Король Адальгер, одолев в битве все древние народы, принудил их дать клятву: пока его потомки носят королевский венец, никто и ничто не будет угрожать людям. На многие столетия прежние хозяева Вандервельта стали изгнанниками. Златобородые карлы укрылись в горах и лесах, мореходы-севарды облюбовали отдалённые острова, а вейсинги совсем покинули Бродячий мир (или, как говорят некоторые песни, стали жить «с подкладки» – где-то неизвестно где, но совсем рядом).
Более того, Адальгер повелел, чтобы их двенадцать владык – бессмертные короли и королевы – погрузились в зачарованный сон.
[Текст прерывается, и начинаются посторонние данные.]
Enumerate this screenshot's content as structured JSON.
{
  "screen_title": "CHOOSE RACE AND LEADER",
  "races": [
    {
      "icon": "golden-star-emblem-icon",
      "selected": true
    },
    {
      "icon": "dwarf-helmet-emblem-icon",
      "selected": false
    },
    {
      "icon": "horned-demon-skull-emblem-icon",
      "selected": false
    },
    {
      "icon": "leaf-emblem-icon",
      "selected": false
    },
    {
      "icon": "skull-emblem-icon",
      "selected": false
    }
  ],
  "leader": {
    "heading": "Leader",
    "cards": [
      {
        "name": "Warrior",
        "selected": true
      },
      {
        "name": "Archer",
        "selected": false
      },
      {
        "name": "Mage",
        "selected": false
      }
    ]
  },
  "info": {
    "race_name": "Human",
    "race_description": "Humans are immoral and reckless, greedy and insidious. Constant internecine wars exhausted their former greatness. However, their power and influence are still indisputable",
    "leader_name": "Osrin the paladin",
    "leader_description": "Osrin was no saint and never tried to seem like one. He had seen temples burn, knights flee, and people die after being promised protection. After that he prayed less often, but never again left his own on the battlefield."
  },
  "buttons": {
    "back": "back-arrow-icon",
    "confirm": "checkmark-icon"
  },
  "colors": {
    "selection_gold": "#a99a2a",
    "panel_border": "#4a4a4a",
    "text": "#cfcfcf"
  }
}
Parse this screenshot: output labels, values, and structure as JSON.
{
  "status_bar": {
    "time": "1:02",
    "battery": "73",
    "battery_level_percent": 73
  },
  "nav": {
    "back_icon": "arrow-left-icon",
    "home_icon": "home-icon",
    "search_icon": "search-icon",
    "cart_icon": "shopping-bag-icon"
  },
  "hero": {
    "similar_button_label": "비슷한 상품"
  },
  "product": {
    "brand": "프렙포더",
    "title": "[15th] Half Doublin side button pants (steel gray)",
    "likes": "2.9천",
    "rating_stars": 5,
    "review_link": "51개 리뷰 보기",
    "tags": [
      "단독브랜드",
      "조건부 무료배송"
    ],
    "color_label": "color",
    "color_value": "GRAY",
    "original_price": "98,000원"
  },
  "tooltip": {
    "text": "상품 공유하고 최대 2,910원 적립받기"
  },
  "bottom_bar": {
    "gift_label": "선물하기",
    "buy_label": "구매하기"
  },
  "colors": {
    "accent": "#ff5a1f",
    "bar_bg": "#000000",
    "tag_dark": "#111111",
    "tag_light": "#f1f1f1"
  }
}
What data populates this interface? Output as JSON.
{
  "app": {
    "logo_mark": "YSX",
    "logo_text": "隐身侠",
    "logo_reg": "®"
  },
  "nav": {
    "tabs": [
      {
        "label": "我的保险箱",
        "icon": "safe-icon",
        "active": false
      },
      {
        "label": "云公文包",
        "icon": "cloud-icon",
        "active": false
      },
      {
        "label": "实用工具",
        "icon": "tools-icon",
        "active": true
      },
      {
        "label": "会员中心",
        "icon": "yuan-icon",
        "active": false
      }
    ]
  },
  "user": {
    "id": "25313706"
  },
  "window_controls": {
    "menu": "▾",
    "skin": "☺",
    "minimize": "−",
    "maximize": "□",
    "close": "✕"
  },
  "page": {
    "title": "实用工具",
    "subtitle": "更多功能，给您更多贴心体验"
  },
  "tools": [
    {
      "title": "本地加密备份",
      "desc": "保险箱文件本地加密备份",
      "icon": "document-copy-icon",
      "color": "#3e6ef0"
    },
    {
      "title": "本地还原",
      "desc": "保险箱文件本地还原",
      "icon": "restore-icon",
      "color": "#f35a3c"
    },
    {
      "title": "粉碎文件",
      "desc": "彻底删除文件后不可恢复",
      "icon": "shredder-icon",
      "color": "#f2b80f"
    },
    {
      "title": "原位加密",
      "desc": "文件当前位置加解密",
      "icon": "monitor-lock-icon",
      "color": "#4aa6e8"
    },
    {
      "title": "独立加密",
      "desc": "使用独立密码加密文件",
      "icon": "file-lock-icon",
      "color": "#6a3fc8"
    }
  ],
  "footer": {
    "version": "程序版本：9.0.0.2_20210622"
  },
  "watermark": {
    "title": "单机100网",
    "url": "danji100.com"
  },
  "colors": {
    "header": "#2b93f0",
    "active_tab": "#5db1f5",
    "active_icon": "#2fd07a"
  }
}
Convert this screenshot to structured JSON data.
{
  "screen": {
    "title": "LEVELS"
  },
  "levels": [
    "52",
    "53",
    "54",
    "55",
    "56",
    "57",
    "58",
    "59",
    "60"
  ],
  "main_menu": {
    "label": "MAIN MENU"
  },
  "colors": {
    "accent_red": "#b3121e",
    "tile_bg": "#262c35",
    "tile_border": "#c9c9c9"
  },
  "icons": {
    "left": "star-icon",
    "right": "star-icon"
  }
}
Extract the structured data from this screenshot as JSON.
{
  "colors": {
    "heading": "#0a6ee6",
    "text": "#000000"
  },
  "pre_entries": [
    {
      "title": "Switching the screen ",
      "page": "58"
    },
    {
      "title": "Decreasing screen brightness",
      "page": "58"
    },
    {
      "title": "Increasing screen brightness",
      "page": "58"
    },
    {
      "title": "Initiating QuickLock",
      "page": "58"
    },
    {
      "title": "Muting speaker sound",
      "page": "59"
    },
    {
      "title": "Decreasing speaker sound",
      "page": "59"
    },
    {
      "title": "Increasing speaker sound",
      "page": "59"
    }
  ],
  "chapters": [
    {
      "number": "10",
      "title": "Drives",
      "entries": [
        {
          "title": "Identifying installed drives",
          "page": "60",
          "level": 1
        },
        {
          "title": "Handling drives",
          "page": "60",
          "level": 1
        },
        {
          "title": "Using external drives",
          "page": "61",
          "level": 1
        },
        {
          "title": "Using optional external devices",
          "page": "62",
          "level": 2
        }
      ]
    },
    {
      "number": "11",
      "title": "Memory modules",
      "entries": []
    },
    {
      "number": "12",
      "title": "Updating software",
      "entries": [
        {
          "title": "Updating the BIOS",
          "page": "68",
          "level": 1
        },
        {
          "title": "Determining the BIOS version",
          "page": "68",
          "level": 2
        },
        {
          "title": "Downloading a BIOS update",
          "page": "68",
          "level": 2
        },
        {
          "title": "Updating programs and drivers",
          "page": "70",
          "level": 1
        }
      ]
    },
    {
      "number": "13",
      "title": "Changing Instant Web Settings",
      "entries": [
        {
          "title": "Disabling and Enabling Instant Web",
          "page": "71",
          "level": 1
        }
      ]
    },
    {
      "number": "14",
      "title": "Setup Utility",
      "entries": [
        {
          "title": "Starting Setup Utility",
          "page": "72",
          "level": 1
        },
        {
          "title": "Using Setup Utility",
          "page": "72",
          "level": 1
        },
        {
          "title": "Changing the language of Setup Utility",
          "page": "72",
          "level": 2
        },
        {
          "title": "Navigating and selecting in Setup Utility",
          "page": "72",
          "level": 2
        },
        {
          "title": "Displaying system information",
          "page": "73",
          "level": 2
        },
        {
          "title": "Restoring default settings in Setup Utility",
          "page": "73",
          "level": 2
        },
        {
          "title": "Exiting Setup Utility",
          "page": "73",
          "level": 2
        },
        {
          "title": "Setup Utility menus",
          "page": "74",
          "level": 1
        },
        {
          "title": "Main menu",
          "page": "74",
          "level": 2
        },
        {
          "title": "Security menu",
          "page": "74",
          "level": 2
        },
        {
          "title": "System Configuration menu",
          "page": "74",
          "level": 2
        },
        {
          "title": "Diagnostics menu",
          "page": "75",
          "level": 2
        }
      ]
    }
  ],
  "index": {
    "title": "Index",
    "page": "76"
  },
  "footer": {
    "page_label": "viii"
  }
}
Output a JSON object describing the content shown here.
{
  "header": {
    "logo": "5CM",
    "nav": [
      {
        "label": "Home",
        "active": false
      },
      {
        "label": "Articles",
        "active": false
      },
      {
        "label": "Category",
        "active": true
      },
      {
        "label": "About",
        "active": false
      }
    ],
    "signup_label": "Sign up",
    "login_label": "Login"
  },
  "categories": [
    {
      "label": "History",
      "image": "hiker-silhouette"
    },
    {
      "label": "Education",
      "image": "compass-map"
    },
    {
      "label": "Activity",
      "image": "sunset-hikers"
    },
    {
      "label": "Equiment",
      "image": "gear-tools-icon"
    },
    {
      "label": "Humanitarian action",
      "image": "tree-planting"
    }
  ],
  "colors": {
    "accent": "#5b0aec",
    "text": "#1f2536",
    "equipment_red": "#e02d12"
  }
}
Без волшебных песен и связи с Вандервельтом жизнь вейсингов поблекла и словно растворилась в тумане.
Когда спустя не один век старшая ветвь Адальгерлингов пресеклась и страна на какое-то время погрузилась в пучину междуцарствия, древние народы подняли голову. Начали пробуждаться и короли вейсингов. Пробуждаться – чтобы увидеть всё тот же туман и увядание. Перебороть его могла лишь великая песня. Но чтобы она обрела смысл и смогла что-то изменить, нужно было дотянуться до Вандервельта. До изгнания весь этот мир был перед ними, открывая певцам кладовые стихий. А сейчас даже видеть его приходилось чужими глазами…
Проводниками вейсингов в Вандервельте стали те, кого позже молва назовёт героями. Заставить их рыскать по всему свету, выискивая слагаемые великой песни? Этого никто из королей сделать не мог. Но можно было спеть другую песню, вплетая в неё имена героев и тесьму опасных и захватывающих приключений. Надеясь к её завершению обрести все частицы заветного заклинания.
Пробудившиеся короли не видели друг друга и даже не знали, кто уже бодрствует, а кто ещё спит. Но прекрасно понимали: тот из них, кому удастся первому освободить из оков свою великую песню, не просто вернёт жизнь народу вейсингов, но станет королём над королями, которому покорятся все остальные…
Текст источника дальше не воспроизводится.